Lopez fashioned an ERA of 1.83 and WHIP of 1.068. Left-handed batters hit only .156 off Lopez, and he allowed only six of 57 inherited runners to score. Lopez is arguably the best left-handed specialty reliever in the game today, and the Giants need him.
Matt Garza would be a welcome addition to the Giants' starting rotation.
The San Francisco Giants are looking for a number-three starter, and there are several attractive candidates on the market. Perhaps the most intriguing is Japanese star Masahiro Tanaka, but he will be prohibitively expensive.
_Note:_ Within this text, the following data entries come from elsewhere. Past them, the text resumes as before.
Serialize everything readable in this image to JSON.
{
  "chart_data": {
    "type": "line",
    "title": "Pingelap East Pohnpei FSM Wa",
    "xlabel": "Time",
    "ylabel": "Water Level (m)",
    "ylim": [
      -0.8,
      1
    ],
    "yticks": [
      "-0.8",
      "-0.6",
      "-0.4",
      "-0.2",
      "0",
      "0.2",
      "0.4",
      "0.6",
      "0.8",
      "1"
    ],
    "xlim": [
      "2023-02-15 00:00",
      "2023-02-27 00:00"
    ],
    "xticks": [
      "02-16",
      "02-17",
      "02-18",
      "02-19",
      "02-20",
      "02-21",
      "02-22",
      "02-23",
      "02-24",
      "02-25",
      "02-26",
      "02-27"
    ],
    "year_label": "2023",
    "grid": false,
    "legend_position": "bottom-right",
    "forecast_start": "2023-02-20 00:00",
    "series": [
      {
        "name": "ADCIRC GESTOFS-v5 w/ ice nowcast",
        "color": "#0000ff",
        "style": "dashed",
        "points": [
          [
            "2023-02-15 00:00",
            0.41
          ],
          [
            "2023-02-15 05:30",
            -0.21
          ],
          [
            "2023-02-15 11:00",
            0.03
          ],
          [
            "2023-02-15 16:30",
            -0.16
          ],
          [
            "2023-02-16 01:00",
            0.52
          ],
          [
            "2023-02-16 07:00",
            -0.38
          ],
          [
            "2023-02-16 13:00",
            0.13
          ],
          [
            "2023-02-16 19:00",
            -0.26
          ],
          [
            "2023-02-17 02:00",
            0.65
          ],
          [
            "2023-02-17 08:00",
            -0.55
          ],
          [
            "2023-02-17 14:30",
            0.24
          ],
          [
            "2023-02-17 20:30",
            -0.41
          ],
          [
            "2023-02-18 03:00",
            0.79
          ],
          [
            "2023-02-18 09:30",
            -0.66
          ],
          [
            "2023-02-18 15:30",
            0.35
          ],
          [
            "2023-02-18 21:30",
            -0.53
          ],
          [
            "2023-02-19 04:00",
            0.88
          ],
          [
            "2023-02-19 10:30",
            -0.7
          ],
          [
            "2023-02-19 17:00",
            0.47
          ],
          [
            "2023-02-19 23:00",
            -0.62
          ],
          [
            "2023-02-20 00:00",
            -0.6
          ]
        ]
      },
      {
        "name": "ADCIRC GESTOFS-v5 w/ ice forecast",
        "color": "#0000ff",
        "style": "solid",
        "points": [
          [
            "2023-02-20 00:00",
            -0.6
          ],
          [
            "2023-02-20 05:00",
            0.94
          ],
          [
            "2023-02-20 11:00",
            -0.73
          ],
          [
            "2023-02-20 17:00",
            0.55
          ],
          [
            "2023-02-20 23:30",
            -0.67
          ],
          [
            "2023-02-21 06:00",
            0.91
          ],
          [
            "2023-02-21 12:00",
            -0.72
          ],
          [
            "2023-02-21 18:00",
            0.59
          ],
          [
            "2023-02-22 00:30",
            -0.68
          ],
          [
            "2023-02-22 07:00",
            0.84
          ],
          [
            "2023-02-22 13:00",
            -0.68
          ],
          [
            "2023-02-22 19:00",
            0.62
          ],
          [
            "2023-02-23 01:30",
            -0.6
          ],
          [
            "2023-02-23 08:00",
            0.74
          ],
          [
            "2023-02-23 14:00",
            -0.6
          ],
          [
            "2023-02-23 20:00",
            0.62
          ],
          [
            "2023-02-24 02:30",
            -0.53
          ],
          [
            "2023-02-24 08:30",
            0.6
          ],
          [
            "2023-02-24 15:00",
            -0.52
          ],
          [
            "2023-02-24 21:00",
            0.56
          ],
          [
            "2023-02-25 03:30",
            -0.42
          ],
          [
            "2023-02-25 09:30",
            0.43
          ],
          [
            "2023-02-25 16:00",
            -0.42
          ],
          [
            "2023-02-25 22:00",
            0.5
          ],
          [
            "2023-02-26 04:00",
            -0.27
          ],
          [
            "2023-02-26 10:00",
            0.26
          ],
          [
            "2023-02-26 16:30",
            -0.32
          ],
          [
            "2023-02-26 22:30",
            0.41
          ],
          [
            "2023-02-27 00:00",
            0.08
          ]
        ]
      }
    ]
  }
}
Tanaka finished the season with a record of 24-0 and an ERA of 1.27, with a WHIP of 0.943. The Japanese posting process has yet to be finalized, which also delays any possible deal with Tanaka.
The Giants will also consider Ervin Santana, A. J. Burnett, Bronson Arroyo, Hiroki Kuroda, Bartolo Colon, Ubaldo Jimenez, Ricky Nolasco and Scott Feldman. However, advanced age or inconsistency are concerns with many of these available pitchers.
Originally, the ideal option for the Giants was Ervin Santana. However, the Royals just extended the tender offer to Santana, so he would cost the Giants a round-one draft selection, if they signed him. Santana is no longer an optimal option for the Giants.
Garza will be 30 years of age by the time the 2014 season rolls around, so he is substantially younger than some of the others on the market, including Burnett, Arroyo, Kuroda, Colon and Dan Haren.
Garza pitched 155.1 innings last year, allowing 150 hits and 42 walks, while striking out 136. His ERA was 3.82, to go along with a WHIP of 1.236.
The Giants need a quality number-three starter and Garza should fill that hole quite nicely.
Garza made $10.25 million this past year. It will take something in the four-year, $60 million range to ink Garza, but that's the going rate for a pitcher of his caliber.